Furthermore, the effects of model size and photo-metric image augmentation methods on one-stage (RetinaNet) and two-stage (Faster-RCNN) object detection deep learning models was studied. There are countless examples in the literature where it is stated that larger models perform better. There was a need to study the effects of model size while training on low-contrast complex background agricultural datasets. It was observed that for one-stage detectors, smaller models performed better compared to larger models. The model sizes were varied using different backbones for the networks, including ResNet50, ResNet101, and ResNet152. In the case of two-stage detectors, the backbone size did not affect the model performance, while with the bigger model, the model performance improved. In the second set of experiments, different photo-metric-based image augmentation methods were compared to understand the affect they have on model performance. It is often suggested that in the case of limited data availability, image augmentations can be used to make the deep learning model more robust and generalized. In the literature, it was found that some augmentations might affect the model performance negatively. Comparing different augmentation methods helped in understanding their effects on one-stage and two-stage detectors when training on low-contrast complex background applications. It was observed that except for the random contrast image augmentation method, every other method significantly improved model performance. Even when random contrast was used with other augmentation methods, there was no significant improvement.

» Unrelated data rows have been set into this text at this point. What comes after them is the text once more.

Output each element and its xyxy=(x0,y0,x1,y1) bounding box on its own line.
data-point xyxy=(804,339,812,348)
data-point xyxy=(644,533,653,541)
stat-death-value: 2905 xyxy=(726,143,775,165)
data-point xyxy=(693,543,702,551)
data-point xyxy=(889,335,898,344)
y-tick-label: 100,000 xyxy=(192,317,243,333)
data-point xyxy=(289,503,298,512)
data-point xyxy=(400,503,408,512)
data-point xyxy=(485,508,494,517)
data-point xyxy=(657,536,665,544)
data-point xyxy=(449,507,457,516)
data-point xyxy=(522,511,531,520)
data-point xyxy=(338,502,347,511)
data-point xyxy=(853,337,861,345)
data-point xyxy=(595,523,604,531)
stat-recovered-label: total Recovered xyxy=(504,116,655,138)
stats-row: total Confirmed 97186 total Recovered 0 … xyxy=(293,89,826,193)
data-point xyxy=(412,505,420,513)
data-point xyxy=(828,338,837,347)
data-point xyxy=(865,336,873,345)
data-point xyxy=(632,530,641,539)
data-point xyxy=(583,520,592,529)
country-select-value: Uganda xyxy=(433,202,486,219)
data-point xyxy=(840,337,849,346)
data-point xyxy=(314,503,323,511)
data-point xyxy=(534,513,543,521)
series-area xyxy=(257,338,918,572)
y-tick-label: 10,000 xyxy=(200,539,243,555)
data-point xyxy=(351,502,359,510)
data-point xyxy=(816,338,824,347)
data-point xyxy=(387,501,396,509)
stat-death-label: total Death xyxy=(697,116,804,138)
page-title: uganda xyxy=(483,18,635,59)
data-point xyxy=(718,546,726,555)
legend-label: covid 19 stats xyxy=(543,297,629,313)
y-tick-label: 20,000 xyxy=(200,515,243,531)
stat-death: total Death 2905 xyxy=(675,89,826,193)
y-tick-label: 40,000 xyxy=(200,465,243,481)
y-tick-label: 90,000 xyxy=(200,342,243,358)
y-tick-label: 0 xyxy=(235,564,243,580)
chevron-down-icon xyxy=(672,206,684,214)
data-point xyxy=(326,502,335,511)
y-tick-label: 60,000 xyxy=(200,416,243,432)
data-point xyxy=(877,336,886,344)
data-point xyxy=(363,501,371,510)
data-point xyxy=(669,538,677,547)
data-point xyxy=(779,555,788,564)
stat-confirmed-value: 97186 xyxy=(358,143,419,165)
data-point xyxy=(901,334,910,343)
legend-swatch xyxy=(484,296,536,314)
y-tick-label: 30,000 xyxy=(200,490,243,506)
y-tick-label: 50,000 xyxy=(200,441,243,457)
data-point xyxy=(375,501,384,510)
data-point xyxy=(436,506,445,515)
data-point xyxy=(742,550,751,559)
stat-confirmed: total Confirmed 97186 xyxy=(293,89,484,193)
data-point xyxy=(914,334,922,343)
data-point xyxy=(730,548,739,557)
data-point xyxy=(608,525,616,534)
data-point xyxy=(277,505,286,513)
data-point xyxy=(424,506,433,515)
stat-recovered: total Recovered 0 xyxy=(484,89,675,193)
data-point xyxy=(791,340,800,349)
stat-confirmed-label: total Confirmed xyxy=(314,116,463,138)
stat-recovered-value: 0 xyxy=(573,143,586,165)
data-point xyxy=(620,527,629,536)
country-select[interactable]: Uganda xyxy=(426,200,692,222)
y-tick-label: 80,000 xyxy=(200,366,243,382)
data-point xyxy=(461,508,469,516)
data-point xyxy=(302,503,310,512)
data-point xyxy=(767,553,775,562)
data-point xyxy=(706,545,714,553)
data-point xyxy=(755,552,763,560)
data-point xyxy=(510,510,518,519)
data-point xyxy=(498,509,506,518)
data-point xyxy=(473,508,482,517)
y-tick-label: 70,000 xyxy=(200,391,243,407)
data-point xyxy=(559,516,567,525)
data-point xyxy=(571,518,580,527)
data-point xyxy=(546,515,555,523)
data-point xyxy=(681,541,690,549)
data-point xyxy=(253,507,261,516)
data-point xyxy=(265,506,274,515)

In future research, the study can be expanded further to include other single-stage and two-stage detectors, which may have backbones similar to the ones used in this study. For models with different backbone structures, a broader comparison can be made to evaluate the effects of different backbone model structures containing a similar number of parameters. In addition, other datasets related to agricultural operations should be explored to verify the patterns observed in this study. This study used row crop images as a dataset; future studies can use image datasets from other agricultural focus areas, such as horticulture, floriculture, specialty crops, etc. This will help expand knowledge of objection detection models for low-contrast complex background applications in agriculture.